Jules Hinmon never goes a day without making his signature cardboard cutouts at Make Studio in Hampden. He takes a piece of cardboard, cuts out a character’s general shape, then fills in the details with marker and paint. He makes other work on paper, too, using watercolor, marker, or “anything to get the creative juices flowing,” he says, but these characters are his bread and butter. Varying in size and appealing to an array of buyers, Hinmon’s gestural interpretations of Shrek, the Powerpuff Girls, Charlie Brown, Sonic the Hedgehog, and others of his own creation are highly sellable.
On a late-winter morning, Hinmon made about five within an hour. “Fulfilled,” he says when asked how he feels making these cutouts, putting the finishing touches on a Pokemon. “It’s a new form of art, you know, I always like to try new things—they’re my toys of sorts.”
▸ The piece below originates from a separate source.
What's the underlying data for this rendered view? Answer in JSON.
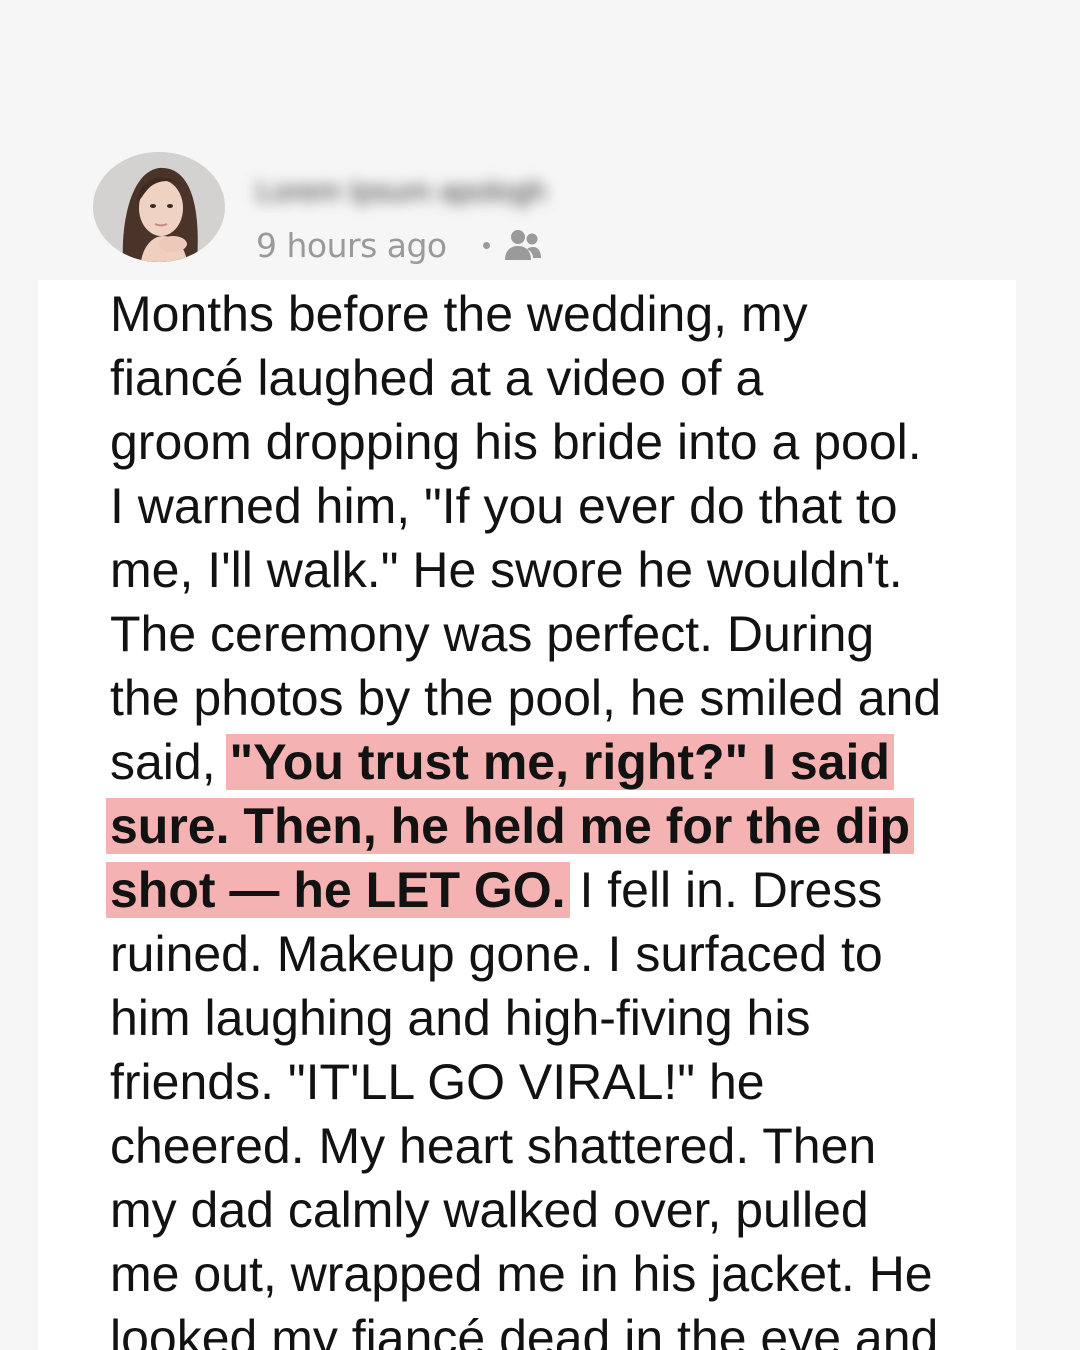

At Make Studio, artists are free to experiment as much as they want while honing their practice. For ten years, Make Studio has carved out studio space for artists with developmental disabilities. The strength of that artwork has helped Make Studio grow over the last decade, and the artists’ ever-increasing visibility (from Make’s partnerships with other galleries, shops, hotels, and festivals) has allowed them to sell more work—hundreds over the last decade, totaling about $120,000 and counting.